YORK COUNTY, Pa. — Earlier this week, Health Secretary Dr. Rachel Levine signed an order which designates 10% of vaccines from hospitals and health systems be set aside for EMS companies.

You can read the order by following this link.

However, some first responders think of the effort as too little, too late.

"Just when you think you've experienced it all or seen it all, something comes up and smacks you alongside the head, and you're like, 'ah. Didn't see that one coming,'" said Chief Joe Stevens of York Regional Emergency Medical Services.

Harrisburg, PA - Secretary of Health Dr. Rachel Levine today signed an order directing that a percentage of all vaccine distributions to hospitals, health systems, federally qualified health centers (FQHCs) and pharmacies be designated for health care personnel within Phase 1A, including those health care personnel working in Emergency Medical Services, that are not affiliated with a hospital or health system.
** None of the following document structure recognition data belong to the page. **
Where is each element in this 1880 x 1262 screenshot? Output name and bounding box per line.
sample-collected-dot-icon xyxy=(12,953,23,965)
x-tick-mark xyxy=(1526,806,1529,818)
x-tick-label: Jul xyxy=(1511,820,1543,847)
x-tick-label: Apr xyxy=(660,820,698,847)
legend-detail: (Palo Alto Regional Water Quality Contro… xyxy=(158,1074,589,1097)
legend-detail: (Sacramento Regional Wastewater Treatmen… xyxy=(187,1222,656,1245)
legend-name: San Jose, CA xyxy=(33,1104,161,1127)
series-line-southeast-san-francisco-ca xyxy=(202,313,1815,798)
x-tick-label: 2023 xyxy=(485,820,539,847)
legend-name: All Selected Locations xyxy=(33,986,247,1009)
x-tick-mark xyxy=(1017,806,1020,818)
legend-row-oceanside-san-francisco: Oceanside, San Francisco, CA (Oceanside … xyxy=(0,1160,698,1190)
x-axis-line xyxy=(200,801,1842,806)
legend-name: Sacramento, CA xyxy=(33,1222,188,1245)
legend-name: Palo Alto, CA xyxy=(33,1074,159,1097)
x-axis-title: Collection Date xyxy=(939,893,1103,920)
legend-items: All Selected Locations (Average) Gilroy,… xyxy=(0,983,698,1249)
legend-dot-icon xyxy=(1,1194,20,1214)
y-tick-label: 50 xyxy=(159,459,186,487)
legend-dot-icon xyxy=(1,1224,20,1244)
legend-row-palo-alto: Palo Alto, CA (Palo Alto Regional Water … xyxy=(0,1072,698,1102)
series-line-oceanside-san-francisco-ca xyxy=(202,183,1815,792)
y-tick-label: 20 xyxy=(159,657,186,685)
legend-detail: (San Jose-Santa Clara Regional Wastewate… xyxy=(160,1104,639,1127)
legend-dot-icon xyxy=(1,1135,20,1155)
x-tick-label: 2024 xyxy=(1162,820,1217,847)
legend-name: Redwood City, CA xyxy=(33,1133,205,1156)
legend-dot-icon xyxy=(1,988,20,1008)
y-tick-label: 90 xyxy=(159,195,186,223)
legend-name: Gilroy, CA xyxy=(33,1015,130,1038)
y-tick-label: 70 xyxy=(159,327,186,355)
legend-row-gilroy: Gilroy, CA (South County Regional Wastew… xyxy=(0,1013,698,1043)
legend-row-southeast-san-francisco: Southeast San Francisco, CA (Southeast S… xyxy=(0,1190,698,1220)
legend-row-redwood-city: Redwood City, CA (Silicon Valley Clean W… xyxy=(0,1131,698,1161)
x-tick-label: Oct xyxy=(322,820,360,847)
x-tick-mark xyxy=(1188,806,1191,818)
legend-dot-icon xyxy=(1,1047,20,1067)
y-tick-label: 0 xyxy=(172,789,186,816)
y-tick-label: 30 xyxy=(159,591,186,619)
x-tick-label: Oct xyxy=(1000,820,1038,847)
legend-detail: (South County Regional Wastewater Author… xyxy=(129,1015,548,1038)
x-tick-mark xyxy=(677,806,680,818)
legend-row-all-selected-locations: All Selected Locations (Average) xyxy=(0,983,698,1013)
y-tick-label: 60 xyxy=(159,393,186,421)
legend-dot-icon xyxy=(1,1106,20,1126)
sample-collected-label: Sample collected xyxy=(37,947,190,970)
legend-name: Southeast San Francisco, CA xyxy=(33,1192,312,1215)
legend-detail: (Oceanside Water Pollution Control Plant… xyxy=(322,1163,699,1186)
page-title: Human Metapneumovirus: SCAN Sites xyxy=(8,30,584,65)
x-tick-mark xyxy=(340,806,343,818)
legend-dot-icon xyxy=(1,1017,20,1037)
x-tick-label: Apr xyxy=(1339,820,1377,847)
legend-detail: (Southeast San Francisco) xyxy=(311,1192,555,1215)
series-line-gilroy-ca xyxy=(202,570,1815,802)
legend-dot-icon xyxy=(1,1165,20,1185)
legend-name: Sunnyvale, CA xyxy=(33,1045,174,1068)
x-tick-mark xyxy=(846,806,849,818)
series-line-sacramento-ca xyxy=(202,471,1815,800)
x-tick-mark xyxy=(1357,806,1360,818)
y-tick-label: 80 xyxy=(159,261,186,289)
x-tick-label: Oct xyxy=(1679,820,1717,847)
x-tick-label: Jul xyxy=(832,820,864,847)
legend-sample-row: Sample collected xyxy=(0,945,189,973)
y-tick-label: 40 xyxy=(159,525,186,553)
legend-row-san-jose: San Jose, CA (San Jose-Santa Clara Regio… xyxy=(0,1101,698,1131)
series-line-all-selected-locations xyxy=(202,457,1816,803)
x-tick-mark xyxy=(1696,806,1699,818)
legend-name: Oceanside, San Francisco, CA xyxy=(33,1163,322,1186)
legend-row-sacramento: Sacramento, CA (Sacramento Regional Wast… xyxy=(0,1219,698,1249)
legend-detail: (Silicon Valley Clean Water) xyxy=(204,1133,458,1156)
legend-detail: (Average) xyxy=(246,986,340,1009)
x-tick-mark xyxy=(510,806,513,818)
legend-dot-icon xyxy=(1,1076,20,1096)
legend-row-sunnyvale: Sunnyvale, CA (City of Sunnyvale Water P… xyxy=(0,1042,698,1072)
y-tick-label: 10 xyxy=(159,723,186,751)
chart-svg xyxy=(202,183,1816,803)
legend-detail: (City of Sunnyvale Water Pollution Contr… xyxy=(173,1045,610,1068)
First, it was COVID-19 exhausting first responders. Now, EMS are having difficulty getting access to the vaccine.

"My 58 employees have to travel to get it, travel at least an hour. The closest facilities being made available to us Gettysburg, Chambersburg, Ephrata," explained the 6-year chief.

Stevens says the issue compounds when you factor in that some EMS workers take on multiple jobs to get by, they're exhausted from being on the frontlines, and they must make the same drive three weeks later to get their second dose.

"We can be under 3 foot of snow in 21 days, but in 21 days, they have a 3-day window to return to that exact same distribution point and get the second dose. That's problematic," said Chief Stevens.

The order may designate vaccines to be set aside, but Stevens says many hospitals have already started the administration process.

"So now, the hospitals are scrambling on the backside of things to try and figure out what to do. Little vaccine left at this point or people already scheduled to receive their own appointments, their own employees," he explained.

Stevens says in some instances hospitals are also prioritizing the EMS companies they work with.

"After those preferred providers are taken care of, then, they [hospitals] will reach out to other EMS organizations which are not affiliated. The problem being that there is another organization going without some form of protection," added Stevens. "I'm not throwing this back at the hospitals or healthcare community. This all goes directly to the top."

He says he's speaking out because it's not just an issue for his crews but companies across the state

"There just needs to be more distribution sites and a better way of doing it, and certainly, there should've been a plan. If you're going to categorize people, that should go hand-in-hand with a plan of implementation," said Stevens.

Dr. Levine said in a statement, "Vaccination process will take time. We need Pennsylvanians, including health care personnel to be patient as we continue to get the vaccine into the hands of the right people at the right time so we can protect against COVID-19. We appreciate the work of our health systems, hospitals, FQHCs and pharmacies for their partnership on this effort to ensure all health care personnel can receive the vaccine. We are hopeful as we move forward, additional vaccines trials will be completed and receive an Emergency Use Authorization, enhancing the number of vaccines we receive.”